The Los Alamos National Laboratory (LANL) Plutonium Facility (PF-4) and the Chemistry and Metallurgy Research (CMR) building are radiological facilities operated by the Nuclear Materials Technology (NMT) Division. Combined, these facilities generate approximately 262 m3 of low-level waste (LLW) per year of routine room trash from laboratories in radiological controlled areas (RCAs). It has been estimated that 50 to 90% of this low-density room trash is free of radioactive contamination and eligible for inclusion in LANL’s Green is Clean (GIC) program. GIC waste includes all non-regulated waste from RCAs that has been actively segregated as nonradioactive through the use of the waste generator’s acceptable knowledge (AK). The High Efficiency Radiation Counter for Ultimate Low Emission Sensitivity (HERCULES) system is one of several nondestructive assay (NDA) measurement systems used in the GIC program to verify the generator’s AK. This highly sensitive system is optimized to detect very small quantities of common LANL radionuclides, especially isotopes of plutonium, americium, and uranium.
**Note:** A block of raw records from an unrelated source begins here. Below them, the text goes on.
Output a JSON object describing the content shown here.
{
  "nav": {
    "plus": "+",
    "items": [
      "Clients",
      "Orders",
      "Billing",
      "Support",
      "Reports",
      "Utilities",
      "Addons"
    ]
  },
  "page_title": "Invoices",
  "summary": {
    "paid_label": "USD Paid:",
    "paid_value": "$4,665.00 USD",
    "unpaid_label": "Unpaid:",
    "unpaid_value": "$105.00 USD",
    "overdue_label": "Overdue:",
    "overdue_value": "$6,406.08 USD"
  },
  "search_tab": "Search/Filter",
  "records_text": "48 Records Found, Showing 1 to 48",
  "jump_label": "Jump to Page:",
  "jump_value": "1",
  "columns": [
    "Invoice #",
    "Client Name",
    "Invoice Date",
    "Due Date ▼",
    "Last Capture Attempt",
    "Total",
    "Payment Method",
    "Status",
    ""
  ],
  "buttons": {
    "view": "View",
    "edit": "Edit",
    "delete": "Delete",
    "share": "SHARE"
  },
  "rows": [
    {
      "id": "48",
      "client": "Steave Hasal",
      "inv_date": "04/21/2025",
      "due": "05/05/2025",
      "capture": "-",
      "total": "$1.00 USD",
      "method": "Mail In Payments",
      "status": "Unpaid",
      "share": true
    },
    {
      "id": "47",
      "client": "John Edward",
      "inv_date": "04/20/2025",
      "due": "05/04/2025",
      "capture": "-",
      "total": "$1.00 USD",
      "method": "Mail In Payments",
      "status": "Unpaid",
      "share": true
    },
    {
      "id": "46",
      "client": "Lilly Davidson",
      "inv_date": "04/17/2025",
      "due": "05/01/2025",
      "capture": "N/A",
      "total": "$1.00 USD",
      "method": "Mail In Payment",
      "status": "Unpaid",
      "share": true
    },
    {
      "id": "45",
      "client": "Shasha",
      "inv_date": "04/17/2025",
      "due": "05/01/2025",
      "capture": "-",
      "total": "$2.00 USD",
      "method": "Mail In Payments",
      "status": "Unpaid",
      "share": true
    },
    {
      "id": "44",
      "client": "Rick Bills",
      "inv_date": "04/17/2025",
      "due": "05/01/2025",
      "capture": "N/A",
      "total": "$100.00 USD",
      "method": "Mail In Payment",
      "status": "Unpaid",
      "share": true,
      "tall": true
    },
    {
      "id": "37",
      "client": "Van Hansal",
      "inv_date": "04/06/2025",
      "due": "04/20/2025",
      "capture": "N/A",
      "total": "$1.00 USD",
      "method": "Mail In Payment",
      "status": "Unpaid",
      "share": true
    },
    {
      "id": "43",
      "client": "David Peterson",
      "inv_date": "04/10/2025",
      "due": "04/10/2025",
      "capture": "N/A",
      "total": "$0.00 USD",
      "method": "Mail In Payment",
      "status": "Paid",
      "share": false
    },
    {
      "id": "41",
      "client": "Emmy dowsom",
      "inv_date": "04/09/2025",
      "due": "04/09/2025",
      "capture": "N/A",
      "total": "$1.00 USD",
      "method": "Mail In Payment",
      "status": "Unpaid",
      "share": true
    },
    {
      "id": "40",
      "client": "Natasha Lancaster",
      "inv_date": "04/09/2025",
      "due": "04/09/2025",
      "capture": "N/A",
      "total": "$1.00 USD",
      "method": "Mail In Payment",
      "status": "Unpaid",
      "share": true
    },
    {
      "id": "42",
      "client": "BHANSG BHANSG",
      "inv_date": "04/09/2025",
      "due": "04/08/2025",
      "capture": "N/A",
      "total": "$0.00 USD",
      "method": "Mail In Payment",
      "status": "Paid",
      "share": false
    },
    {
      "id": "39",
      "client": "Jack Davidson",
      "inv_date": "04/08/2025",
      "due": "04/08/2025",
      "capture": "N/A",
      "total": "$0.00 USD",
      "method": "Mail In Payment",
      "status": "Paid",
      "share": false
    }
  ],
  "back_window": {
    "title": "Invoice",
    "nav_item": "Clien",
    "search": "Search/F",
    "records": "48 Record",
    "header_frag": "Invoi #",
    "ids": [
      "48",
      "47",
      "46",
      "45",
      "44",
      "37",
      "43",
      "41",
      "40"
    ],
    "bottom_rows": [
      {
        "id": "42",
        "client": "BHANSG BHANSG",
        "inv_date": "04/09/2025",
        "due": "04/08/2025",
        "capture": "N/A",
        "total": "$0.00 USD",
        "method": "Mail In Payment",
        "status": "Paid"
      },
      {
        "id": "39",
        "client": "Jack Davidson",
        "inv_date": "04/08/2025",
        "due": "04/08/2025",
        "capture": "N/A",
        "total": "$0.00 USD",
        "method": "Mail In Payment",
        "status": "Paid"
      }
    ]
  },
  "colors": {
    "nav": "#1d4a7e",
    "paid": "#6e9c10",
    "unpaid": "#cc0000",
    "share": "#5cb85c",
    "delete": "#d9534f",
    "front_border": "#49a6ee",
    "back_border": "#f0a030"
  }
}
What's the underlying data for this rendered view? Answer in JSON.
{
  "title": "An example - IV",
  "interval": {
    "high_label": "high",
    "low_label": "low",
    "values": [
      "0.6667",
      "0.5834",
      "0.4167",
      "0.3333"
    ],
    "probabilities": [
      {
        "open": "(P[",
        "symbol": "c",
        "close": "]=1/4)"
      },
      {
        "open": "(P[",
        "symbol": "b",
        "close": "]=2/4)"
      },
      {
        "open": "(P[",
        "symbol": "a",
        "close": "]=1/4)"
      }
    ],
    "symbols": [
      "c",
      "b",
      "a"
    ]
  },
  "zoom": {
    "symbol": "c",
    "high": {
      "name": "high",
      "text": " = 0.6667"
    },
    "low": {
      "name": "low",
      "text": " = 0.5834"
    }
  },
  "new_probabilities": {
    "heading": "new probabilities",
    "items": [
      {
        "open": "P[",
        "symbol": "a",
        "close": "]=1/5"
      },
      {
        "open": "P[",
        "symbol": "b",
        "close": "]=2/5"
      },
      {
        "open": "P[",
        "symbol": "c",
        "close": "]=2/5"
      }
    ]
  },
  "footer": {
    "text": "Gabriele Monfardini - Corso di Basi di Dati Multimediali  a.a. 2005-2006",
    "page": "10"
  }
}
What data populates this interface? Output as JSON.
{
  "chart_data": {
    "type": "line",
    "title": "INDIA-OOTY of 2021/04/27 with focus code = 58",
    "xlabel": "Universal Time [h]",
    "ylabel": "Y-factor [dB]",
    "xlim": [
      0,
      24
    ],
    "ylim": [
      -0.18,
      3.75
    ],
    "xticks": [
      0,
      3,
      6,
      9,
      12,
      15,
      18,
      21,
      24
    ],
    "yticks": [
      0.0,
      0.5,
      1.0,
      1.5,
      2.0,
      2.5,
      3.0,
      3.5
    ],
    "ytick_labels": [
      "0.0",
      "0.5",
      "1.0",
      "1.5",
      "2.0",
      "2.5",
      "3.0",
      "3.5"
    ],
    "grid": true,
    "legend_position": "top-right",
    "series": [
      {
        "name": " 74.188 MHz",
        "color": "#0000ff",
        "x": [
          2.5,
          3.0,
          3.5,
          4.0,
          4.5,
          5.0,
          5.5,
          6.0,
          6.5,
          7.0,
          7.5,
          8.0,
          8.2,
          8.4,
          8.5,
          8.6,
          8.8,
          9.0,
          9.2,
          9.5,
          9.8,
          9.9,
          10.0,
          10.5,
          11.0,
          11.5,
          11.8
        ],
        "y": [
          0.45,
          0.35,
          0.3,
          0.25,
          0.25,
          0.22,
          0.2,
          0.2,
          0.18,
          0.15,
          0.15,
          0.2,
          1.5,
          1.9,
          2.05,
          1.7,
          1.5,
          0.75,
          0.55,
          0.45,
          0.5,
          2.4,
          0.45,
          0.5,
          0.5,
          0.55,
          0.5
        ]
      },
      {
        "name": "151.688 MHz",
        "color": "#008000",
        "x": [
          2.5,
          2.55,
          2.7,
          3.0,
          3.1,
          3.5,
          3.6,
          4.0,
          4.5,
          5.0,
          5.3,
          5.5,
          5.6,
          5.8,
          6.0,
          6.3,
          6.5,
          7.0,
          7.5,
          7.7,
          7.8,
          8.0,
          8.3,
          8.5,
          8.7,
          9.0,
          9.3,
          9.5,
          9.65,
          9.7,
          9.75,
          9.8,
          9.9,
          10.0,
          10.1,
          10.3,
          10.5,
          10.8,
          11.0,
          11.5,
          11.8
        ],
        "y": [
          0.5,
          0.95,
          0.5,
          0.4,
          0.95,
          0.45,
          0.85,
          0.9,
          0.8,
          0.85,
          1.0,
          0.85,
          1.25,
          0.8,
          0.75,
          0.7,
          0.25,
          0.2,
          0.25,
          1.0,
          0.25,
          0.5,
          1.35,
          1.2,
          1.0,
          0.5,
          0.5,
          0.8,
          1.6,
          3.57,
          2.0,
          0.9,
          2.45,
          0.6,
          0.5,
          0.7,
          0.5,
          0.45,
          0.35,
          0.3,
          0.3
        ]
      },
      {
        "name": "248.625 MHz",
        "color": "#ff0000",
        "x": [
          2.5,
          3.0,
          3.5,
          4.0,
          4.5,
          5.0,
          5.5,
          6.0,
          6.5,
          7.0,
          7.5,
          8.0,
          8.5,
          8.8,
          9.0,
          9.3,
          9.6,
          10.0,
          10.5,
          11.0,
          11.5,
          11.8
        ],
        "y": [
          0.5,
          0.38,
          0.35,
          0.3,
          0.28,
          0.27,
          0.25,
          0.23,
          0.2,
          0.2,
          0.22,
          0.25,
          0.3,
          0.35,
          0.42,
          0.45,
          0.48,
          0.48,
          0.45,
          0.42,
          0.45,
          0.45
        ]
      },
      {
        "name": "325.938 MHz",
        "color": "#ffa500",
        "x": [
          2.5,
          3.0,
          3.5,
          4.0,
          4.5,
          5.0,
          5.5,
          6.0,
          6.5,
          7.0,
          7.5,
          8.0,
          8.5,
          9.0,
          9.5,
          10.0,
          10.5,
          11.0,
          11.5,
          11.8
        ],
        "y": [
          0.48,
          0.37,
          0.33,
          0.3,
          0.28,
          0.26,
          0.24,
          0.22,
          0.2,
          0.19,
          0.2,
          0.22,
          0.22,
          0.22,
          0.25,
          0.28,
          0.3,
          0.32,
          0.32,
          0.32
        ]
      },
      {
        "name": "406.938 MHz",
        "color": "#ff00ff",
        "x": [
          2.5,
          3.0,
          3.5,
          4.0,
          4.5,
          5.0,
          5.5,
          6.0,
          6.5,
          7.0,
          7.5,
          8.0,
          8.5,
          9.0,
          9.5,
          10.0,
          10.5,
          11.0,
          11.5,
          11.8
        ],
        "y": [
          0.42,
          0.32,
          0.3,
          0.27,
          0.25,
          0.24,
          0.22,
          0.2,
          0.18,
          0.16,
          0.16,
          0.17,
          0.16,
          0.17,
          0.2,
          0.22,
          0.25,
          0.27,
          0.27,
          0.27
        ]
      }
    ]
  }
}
A pilot project was conducted in collaboration with NMT Division waste management personnel to determine which RCAs generate the greatest volumes of potential low-density GIC wastes. The HERCULES system was used to screen a portion of the low-density laboratory room trash that NMT shipped to LANL’s low-level waste disposal facility in a six-month period from October, 2002–March, 2003. This consisted of 1350 plastic lined cardboard boxes (0.305m × 0.305m × 0.610m) containing between 2.0–13.5 kg each of room trash. Results of the HERCULES screening indicate that with no active segregation attempts by the generator, 33% of the low-level waste boxes are free of radioactive contamination. An additional 42% of the boxes exhibited very low total activities and could probably become legitimate GIC wastes with active segregation employed during the waste generation process. Thus, the expansion of the GIC program to include low-density laboratory room trash could significantly reduce the total volume of LLW generated by NMT Division.